Curious what people's experience is with these models. Anecdotally I tried these out earlier in the year and found it struggled with pretty basic full-stack coding I was doing, when Sonnet 4.6 and Haiku 4.5 didn't break a sweat. Was hoping to use it while my Claude usage was resetting but was disappointed.

I've been using GLM-5/5.1 for about 6 months and it has been a fairly capable model. I've seen a lot of mixed opinions that tend to align with harness usage so it is worth trying out a couple with a model before writing it off. For example, I'm using crush and have had a good experience while others using CC have had a much more mixed experience. For task complexity, I treat it as I would sonnet with the same care in building out plans/prompts before firing it off and letting it go.

I use intelliJ for much of my development and also set the built in AI tools to use my GLM sub (BYOK) and it has worked out well albeit a bit slow.

Overarll, it's my main model and has been getting better with each release.
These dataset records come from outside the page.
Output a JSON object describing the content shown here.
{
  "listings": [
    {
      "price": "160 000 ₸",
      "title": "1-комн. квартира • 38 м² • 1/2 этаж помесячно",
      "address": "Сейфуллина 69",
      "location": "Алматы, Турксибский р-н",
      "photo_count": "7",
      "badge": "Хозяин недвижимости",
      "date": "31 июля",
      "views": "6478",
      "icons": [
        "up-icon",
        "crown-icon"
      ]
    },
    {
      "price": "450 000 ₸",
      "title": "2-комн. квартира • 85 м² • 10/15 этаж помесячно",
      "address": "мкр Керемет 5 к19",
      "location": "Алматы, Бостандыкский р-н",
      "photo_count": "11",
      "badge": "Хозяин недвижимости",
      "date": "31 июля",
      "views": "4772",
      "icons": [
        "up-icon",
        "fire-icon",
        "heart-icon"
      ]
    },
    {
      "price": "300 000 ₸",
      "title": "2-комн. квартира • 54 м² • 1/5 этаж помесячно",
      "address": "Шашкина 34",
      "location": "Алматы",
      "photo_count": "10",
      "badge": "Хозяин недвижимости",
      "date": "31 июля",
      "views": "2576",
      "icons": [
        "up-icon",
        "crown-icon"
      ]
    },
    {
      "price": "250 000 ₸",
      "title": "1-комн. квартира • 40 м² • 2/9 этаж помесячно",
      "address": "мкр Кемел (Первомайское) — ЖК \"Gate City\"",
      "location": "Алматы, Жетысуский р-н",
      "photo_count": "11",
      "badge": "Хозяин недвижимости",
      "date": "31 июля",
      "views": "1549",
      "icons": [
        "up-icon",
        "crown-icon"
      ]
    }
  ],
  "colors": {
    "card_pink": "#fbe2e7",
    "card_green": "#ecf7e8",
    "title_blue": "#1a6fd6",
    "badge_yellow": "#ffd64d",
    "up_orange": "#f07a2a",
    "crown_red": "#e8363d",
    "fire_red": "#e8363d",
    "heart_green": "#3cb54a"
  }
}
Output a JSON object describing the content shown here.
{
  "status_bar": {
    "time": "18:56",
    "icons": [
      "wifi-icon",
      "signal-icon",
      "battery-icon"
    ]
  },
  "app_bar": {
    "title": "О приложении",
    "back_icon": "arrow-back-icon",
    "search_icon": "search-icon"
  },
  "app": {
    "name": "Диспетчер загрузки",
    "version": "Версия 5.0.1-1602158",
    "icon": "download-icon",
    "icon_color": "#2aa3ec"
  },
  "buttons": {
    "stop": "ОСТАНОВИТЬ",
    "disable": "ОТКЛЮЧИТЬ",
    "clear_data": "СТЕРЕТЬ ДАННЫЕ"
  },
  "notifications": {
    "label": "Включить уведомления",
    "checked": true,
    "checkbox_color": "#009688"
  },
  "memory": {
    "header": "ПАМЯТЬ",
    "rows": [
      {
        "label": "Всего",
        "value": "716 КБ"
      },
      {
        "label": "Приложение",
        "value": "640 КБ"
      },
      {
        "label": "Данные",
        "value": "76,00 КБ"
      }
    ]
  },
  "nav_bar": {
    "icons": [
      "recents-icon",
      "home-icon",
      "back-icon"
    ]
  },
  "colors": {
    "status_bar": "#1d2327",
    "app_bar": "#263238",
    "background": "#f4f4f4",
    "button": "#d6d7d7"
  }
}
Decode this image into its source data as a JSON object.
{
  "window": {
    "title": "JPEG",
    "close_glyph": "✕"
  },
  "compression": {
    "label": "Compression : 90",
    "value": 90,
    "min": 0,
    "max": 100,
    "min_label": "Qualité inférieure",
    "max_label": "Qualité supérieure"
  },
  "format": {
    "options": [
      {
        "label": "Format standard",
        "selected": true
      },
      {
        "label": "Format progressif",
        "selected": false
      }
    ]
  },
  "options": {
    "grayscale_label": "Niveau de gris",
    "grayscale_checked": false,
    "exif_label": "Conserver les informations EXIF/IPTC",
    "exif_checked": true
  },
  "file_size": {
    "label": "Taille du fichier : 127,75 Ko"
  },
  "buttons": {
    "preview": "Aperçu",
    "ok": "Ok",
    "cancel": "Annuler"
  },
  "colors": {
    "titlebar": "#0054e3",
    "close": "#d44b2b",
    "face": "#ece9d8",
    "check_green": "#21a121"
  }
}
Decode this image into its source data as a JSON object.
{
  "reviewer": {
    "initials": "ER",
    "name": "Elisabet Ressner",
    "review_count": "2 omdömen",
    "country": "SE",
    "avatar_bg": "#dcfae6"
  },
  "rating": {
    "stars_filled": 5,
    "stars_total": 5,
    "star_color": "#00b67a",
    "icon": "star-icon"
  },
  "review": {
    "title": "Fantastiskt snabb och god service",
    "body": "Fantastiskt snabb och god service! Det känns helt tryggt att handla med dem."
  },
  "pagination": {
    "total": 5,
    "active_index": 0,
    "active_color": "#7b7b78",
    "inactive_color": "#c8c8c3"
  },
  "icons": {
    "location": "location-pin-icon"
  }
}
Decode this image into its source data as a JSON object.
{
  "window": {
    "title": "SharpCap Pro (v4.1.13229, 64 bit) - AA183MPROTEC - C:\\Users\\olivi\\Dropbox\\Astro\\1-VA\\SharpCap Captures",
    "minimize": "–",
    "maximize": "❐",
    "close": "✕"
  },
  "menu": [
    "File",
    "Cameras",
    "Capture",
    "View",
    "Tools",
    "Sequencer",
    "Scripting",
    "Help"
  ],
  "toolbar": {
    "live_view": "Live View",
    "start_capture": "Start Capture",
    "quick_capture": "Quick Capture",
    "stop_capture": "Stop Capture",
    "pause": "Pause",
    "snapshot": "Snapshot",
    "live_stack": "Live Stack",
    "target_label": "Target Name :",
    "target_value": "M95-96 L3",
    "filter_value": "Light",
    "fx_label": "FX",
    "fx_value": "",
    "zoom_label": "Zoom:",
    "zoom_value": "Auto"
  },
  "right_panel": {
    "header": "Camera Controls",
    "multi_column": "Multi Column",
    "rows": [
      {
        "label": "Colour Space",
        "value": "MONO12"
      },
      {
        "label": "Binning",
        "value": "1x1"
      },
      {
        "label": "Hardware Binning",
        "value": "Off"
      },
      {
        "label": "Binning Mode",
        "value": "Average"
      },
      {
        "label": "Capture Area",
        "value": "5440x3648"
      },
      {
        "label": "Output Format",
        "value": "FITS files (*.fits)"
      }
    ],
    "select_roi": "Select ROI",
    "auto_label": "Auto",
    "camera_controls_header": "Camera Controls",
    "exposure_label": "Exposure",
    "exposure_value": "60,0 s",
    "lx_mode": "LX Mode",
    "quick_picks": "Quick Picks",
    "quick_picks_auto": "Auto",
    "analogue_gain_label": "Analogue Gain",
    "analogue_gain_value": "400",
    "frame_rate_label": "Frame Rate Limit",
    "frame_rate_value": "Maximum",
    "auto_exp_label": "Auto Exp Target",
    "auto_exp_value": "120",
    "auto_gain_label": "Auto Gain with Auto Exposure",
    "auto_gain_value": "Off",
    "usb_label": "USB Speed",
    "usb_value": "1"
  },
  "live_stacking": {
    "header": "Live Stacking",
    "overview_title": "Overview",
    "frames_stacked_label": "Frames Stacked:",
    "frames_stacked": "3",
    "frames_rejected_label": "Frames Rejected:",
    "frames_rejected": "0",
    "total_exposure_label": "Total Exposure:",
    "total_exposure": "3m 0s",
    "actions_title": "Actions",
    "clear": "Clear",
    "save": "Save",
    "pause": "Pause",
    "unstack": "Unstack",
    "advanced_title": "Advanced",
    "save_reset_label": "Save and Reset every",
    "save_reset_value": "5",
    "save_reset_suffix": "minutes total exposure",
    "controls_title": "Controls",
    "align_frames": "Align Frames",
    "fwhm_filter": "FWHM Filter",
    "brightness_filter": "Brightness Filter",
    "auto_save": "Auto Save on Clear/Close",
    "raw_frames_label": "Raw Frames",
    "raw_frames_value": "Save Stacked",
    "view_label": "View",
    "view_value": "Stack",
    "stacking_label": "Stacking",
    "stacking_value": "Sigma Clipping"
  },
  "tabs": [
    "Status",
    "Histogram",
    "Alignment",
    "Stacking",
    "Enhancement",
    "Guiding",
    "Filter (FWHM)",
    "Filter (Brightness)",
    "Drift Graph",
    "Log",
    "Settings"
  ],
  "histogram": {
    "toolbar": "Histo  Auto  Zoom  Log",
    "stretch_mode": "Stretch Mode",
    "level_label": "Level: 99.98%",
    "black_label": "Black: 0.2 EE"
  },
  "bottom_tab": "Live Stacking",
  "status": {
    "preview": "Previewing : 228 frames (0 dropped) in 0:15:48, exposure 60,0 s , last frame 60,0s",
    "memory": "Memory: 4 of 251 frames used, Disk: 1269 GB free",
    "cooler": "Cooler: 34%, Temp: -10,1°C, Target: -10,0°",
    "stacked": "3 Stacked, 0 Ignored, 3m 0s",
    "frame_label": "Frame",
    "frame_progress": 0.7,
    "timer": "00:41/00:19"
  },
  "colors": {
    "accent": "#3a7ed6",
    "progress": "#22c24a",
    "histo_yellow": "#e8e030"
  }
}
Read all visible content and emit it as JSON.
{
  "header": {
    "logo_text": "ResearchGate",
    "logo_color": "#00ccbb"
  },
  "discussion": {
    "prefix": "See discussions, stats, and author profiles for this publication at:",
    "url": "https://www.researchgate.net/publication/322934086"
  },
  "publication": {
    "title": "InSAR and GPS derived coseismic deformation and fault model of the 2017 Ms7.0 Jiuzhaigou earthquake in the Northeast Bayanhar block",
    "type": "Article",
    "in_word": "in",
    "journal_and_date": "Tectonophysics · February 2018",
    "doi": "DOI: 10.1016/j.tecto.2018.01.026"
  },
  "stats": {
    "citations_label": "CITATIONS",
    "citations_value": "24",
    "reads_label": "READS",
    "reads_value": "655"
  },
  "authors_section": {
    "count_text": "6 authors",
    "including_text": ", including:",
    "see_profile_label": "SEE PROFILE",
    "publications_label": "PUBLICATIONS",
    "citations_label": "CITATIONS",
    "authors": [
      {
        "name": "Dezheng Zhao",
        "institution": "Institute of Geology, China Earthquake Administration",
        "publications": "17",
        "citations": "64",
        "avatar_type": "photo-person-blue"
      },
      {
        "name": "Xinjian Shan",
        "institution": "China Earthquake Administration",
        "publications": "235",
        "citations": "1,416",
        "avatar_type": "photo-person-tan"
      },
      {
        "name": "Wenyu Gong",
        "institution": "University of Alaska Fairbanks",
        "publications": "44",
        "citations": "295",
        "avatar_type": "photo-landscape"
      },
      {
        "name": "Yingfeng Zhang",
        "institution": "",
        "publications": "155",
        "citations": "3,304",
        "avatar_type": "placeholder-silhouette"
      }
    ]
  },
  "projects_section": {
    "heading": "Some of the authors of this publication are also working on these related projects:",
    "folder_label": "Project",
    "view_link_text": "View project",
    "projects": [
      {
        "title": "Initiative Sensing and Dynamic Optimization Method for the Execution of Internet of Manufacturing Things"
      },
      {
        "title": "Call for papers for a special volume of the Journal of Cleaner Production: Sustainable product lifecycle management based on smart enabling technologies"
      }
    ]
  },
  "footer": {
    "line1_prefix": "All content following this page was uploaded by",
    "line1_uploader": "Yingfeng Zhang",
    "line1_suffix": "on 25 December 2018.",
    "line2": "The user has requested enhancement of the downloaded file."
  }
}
I've got a GLM subscription (mostly because I like supporting open model makers, pretty sure my monthly usage is so low that pay-per-token would be more cost effective), so I generally use GLM-5.1 for any personal projects and I use Opus at work.

To be entirely honest I haven't noticed much of a capability gap between the two for the sorts of things I ask of an AI agent. Maybe Opus is _slightly_ smarter or slightly better at long-running tasks but the difference is slim enough it could just be a placebo from the Claude branding / hype.

I'm looking forward to giving GLM-5.2 a spin sometime soon and seeing how it stacks up. If nothing else 1M context is a great improvement, feels like between DeepSeek v4, then MiniMax M3, and now GLM-5.2 adding it 1M is rapidly becoming "table stakes" for agentic models.

Which specific models were you using?

In March I switched to Opencode + Kimi K2.5 and found it was a step behind. I switched to GLM 5.1 and has felt like a step above. Its probably some combination of me forgetting the baseline, model improvements, and OpenCode improvements.

$20 a month has been good enough for my coding use cases. I wouldn't call myself a vibe coder. Stuff I do is create graphs/visualizations, review, polish code, generate toy examples for learning.

They're pretty good for casual use. I mostly use GLM and occasionally sprinkle some opus via api in when I think it'll help

In my experience these models (glm 5.1) struggle after 100K tokens.

  • GLM-5.1 had a coherency bug at launch, it might be worth retrying it if you haven't in a while. It can now use the full 256k context as intended.